Zu OLG Schleswig, Urteil vom 28.11.2025, Az. 7 U 61/25

Unfall mit abbiegendem Gespann auf dem Heimweg
Das zugrunde liegende Urteil des OLG Schleswig betrifft zwar keine Weihnachtsfeier.
Vielmehr war ein Ehepaar mit seinem Pkw tödlich verunglückt, als es spätabends auf dem Heimweg von einer betrieblichen Feier mit einem Traktorgespann kollidierte, das von rechts kommend nach links in die Vorfahrtsstraße einbog. Im anschließenden Prozess ging es um Sterbegeld und Beihilfen.
Das Urteil verdeutlicht, wie sich Haftung und Mitverschulden bei alkoholbedingten Unfällen abhängig davon gestalten, ob der Beifahrer von der Alkoholisierung des Fahrers weiß oder nicht.
Besonders interessant war, dass der Pkw-Fahrer mit 1,59 Promille deutlich über der Grenze von 1,1 Promille lag, ab der absolute Fahruntüchtigkeit unwiderleglich vermutet wird. Das Gericht sah die Hauptverantwortung jedoch nicht beim Pkw-Fahrer, sondern beim Traktorfahrer, der seine Sorgfaltspflichten beim Einbiegen gravierend verletzt hatte.
Denn selbst wenn der Pkw-Fahrer für die nächtlichen Sichtverhältnisse zu schnell gefahren war, ließ sich nicht beweisen, dass die Alkoholisierung unfallursächlich war. Der zur Unfallrekonstruktion hinzugezogene Gutachter stellte jedenfalls klar, dass in derselben Situation auch ein nüchterner Fahrer vergleichbar verzögert reagiert hätte. Ein Beweis des ersten Anscheins für die Unfallursächlichkeit der Trunkenheit scheiterte daher.
Das Gericht erkannte bei der Beifahrerin, die mit ihrem betrunkenen Ehemann heimfuhr, keine Mitschuld. Ein Mitverschulden wäre nur dann gegeben gewesen, wenn sie die Fahruntauglichkeit ihres Mannes beim Fahrtantritt hätte erkennen können. Dies hätte der Versicherer beweisen müssen, da er sich auf diesen Gesichtspunkt berief (vgl. BGH, Urteil vom 13.02.1996, Az. VI ZR 126/95; OLG Dresden, Urteil vom 25.02.2020, Az. 4 U 1914/19; OLG Schleswig, Beschluss vom 08.06.2020, Az. 7 U 36/20). Diesen Beweis konnte der Versicherer jedoch nicht führen.

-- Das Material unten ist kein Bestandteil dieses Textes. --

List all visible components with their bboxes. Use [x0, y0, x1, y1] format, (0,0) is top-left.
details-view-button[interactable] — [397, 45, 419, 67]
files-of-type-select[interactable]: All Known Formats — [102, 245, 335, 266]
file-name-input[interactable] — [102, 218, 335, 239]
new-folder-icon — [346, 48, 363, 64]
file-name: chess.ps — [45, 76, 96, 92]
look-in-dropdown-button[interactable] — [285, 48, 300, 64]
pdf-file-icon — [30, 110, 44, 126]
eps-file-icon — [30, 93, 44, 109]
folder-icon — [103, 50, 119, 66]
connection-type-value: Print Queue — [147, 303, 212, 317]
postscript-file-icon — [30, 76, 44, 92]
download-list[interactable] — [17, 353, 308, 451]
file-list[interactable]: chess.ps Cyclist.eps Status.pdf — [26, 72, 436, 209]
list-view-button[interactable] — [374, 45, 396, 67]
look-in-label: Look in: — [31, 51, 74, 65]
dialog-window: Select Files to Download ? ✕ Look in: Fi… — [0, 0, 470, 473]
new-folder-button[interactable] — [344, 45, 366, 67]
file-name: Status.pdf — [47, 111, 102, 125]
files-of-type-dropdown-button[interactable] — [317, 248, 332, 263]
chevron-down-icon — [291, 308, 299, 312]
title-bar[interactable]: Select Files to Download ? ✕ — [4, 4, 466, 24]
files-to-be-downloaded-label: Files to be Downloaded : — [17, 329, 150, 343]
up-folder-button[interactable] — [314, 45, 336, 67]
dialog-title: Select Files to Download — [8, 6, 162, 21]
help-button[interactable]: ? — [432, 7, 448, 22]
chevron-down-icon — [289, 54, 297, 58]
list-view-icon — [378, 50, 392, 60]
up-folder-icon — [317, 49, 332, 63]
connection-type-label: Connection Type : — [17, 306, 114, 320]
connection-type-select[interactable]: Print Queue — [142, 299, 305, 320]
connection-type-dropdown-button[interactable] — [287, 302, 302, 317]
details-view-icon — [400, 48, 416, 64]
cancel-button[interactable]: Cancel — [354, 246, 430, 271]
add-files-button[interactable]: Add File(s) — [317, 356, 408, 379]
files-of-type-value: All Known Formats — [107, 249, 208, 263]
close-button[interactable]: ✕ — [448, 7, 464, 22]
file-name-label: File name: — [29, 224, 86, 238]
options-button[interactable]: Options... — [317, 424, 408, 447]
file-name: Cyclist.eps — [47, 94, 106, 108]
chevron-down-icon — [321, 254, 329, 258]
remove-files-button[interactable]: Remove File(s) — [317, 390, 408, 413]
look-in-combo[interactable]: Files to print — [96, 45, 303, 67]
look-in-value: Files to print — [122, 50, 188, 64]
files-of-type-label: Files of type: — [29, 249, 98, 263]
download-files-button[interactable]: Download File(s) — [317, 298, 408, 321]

Was das OLG Schleswig in Bezug auf die Ehefrau des Fahrers festgestellt hat, lässt sich unproblematisch auf andere Konstellationen und Mitfahrer übertragen.
Reine Vermutungen oder eine „Alkoholgewöhnung” des Fahrers reichen ohne konkrete Anhaltspunkte nicht aus. Ein Mitverschulden der Beifahrerin nach §§ 9 StVG, 254 Abs. 1 BGB konnte daher nicht aus der Alkoholisierung des Fahrers abgeleitet werden.
Auch in der Vorweihnachtszeit gilt: „Wer trinkt, fährt nicht“ und „Wer fährt, trinkt nicht“.
Mitfahrer sollten erkennbar betrunkene Fahrer weder fahren lassen noch sich von ihnen fahren lassen – sowohl zum Schutz anderer Verkehrsteilnehmer als auch um eine mögliche Minderung eigener Ansprüche im Falle eines Unfalls zu vermeiden.